Ole

A lazy day yesterday as we relaxed in the house before an evening stroll round the island. On a map, we’re on Snake Island, named so because of the shape, but the locals call it Ibasa Village Island. There are very few vehicles here, which is some relief considering the absolute chaos that goes on in Satellite Town and beyond. Buildings are going up everywhere, including huge spaces that Ojo says will be a Mall, but they look to me like they’ve just stopped building them.

The sand is lined with footprints of locals both adult and child and of the myriad goats, dogs and chickens that run around everywhere. We passed the ‘Wonderful Video Club’ shack selling videos, with a DJ blasting out remixes of early 2000s American pop tunes (Nelly, early N.E.R.D and the like) as if he were in a packed out club. He had the classic DJ pose and one ear on/one off with his headphones, well in to it. His audience were 2 baby goats and a small family shop.

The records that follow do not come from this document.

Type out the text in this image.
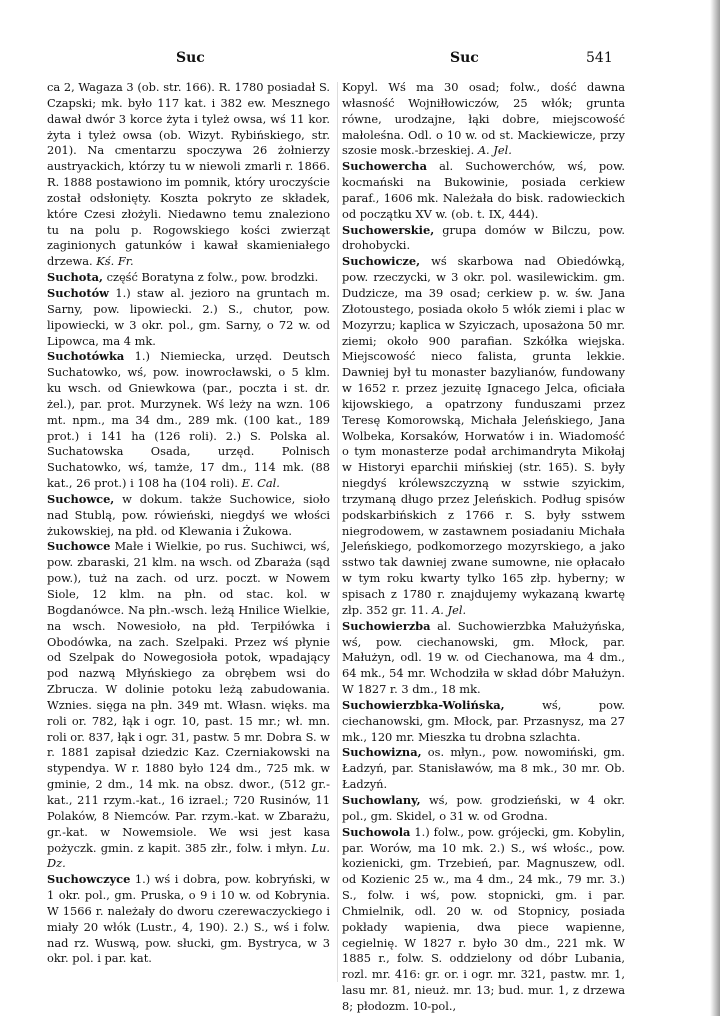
Suc	Suc	541

ca 2, Wagaza 3 (ob. str. 166). R. 1780 posiadał S. Czapski; mk. było 117 kat. i 382 ew. Mesznego dawał dwór 3 korce żyta i tyleż owsa, wś 11 kor. żyta i tyleż owsa (ob. Wizyt. Rybińskiego, str. 201). Na cmentarzu spoczywa 26 żołnierzy austryackich, którzy tu w niewoli zmarli r. 1866. R. 1888 postawiono im pomnik, który uroczyście został odsłonięty. Koszta pokryto ze składek, które Czesi złożyli. Niedawno temu znaleziono tu na polu p. Rogowskiego kości zwierząt zaginionych gatunków i kawał skamieniałego drzewa. Kś. Fr.

Suchota, część Boratyna z folw., pow. brodzki.

Suchotów 1.) staw al. jezioro na gruntach m. Sarny, pow. lipowiecki. 2.) S., chutor, pow. lipowiecki, w 3 okr. pol., gm. Sarny, o 72 w. od Lipowca, ma 4 mk.

Suchotówka 1.) Niemiecka, urzęd. Deutsch Suchatowko, wś, pow. inowrocławski, o 5 klm. ku wsch. od Gniewkowa (par., poczta i st. dr. żel.), par. prot. Murzynek. Wś leży na wzn. 106 mt. npm., ma 34 dm., 289 mk. (100 kat., 189 prot.) i 141 ha (126 roli). 2.) S. Polska al. Suchatowska Osada, urzęd. Polnisch Suchatowko, wś, tamże, 17 dm., 114 mk. (88 kat., 26 prot.) i 108 ha (104 roli). E. Cal.

Suchowce, w dokum. także Suchowice, sioło nad Stublą, pow. rówieński, niegdyś we włości żukowskiej, na płd. od Klewania i Żukowa.

Suchowce Małe i Wielkie, po rus. Suchiwci, wś, pow. zbaraski, 21 klm. na wsch. od Zbaraża (sąd pow.), tuż na zach. od urz. poczt. w Nowem Siole, 12 klm. na płn. od stac. kol. w Bogdanówce. Na płn.-wsch. leżą Hnilice Wielkie, na wsch. Nowesioło, na płd. Terpiłówka i Obodówka, na zach. Szelpaki. Przez wś płynie od Szelpak do Nowegosioła potok, wpadający pod nazwą Młyńskiego za obrębem wsi do Zbrucza. W dolinie potoku leżą zabudowania. Wznies. sięga na płn. 349 mt. Własn. więks. ma roli or. 782, łąk i ogr. 10, past. 15 mr.; wł. mn. roli or. 837, łąk i ogr. 31, pastw. 5 mr. Dobra S. w r. 1881 zapisał dziedzic Kaz. Czerniakowski na stypendya. W r. 1880 było 124 dm., 725 mk. w gminie, 2 dm., 14 mk. na obsz. dwor., (512 gr.-kat., 211 rzym.-kat., 16 izrael.; 720 Rusinów, 11 Polaków, 8 Niemców. Par. rzym.-kat. w Zbarażu, gr.-kat. w Nowemsiole. We wsi jest kasa pożyczk. gmin. z kapit. 385 złr., folw. i młyn. Lu. Dz.

Suchowczyce 1.) wś i dobra, pow. kobryński, w 1 okr. pol., gm. Pruska, o 9 i 10 w. od Kobrynia. W 1566 r. należały do dworu czerewaczyckiego i miały 20 włók (Lustr., 4, 190). 2.) S., wś i folw. nad rz. Wuswą, pow. słucki, gm. Bystryca, w 3 okr. pol. i par. kat.

Kopyl. Wś ma 30 osad; folw., dość dawna własność Wojniłłowiczów, 25 włók; grunta równe, urodzajne, łąki dobre, miejscowość małoleśna. Odl. o 10 w. od st. Mackiewicze, przy szosie mosk.-brzeskiej. A. Jel.

Suchowercha al. Suchowerchów, wś, pow. kocmański na Bukowinie, posiada cerkiew paraf., 1606 mk. Należała do bisk. radowieckich od początku XV w. (ob. t. IX, 444).

Suchowerskie, grupa domów w Bilczu, pow. drohobycki.

Suchowicze, wś skarbowa nad Obiedówką, pow. rzeczycki, w 3 okr. pol. wasilewickim. gm. Dudzicze, ma 39 osad; cerkiew p. w. św. Jana Złotoustego, posiada około 5 włók ziemi i plac w Mozyrzu; kaplica w Szyiczach, uposażona 50 mr. ziemi; około 900 parafian. Szkółka wiejska. Miejscowość nieco falista, grunta lekkie. Dawniej był tu monaster bazylianów, fundowany w 1652 r. przez jezuitę Ignacego Jelca, oficiała kijowskiego, a opatrzony funduszami przez Teresę Komorowską, Michała Jeleńskiego, Jana Wolbeka, Korsaków, Horwatów i in. Wiadomość o tym monasterze podał archimandryta Mikołaj w Historyi eparchii mińskiej (str. 165). S. były niegdyś królewszczyzną w sstwie szyickim, trzymaną długo przez Jeleńskich. Podług spisów podskarbińskich z 1766 r. S. były sstwem niegrodowem, w zastawnem posiadaniu Michała Jeleńskiego, podkomorzego mozyrskiego, a jako sstwo tak dawniej zwane sumowne, nie opłacało w tym roku kwarty tylko 165 złp. hyberny; w spisach z 1780 r. znajdujemy wykazaną kwartę złp. 352 gr. 11. A. Jel.

Suchowierzba al. Suchowierzbka Małużyńska, wś, pow. ciechanowski, gm. Młock, par. Małużyn, odl. 19 w. od Ciechanowa, ma 4 dm., 64 mk., 54 mr. Wchodziła w skład dóbr Małużyn. W 1827 r. 3 dm., 18 mk.

Suchowierzbka-Wolińska,	wś, pow. ciechanowski, gm. Młock, par. Przasnysz, ma 27 mk., 120 mr. Mieszka tu drobna szlachta.

Suchowizna, os. młyn., pow. nowomiński, gm. Ładzyń, par. Stanisławów, ma 8 mk., 30 mr. Ob. Ładzyń.

Suchowlany, wś, pow. grodzieński, w 4 okr. pol., gm. Skidel, o 31 w. od Grodna.

Suchowola 1.) folw., pow. grójecki, gm. Kobylin, par. Worów, ma 10 mk. 2.) S., wś włośc., pow. kozienicki, gm. Trzebień, par. Magnuszew, odl. od Kozienic 25 w., ma 4 dm., 24 mk., 79 mr. 3.) S., folw. i wś, pow. stopnicki, gm. i par. Chmielnik, odl. 20 w. od Stopnicy, posiada pokłady wapienia, dwa piece wapienne, cegielnię. W 1827 r. było 30 dm., 221 mk. W 1885 r., folw. S. oddzielony od dóbr Lubania, rozl. mr. 416: gr. or. i ogr. mr. 321, pastw. mr. 1, lasu mr. 81, nieuż. mr. 13; bud. mur. 1, z drzewa 8; płodozm. 10-pol.,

There are graves dotted around the island, usually either bare concrete or covered in white tiles. The name and dates are written in to the concrete on the side or over the top of the grave. Historically Yoruba insisted that ancestors should be buried at home; a practice banned by the Europeans. Home burial is a sign of profound respect to Yoruban ancestors, as burying them away from home is seen as throwing away a family member to some strange land. If buried in the compound they remain part of the family. These old traditions are in a constant fight here with Christian and Islamic traditions.

Greetings of ‘Oyinbo’ filled the air as we strolled. The kids have a song that goes “Oyinbo pe pe, Oyinbo pe pe, how are you” and some have even incorporated some dance moves in to it. It basically just translates to ‘really really white, really really white, how are you’. A long concrete path through some bogs and water took us to the next village of Ibeshe, which has a large sandy football pitch in the middle with a circle of houses and shops around the perimeter. Ojo was saying the lads playing football were debating whether to ask me to play with them and if I said yes to go easy on me. Luckily I was never asked because I’m crap at football.

Back at base as the sun set and some delicious Yam Porridge before I finished my book and started another one. We played some Afrobeat and one song, Ole, is about being lazy, which I thought suitable for a lovely and relaxed day on Ibasa. Friday is due to be the exact opposite.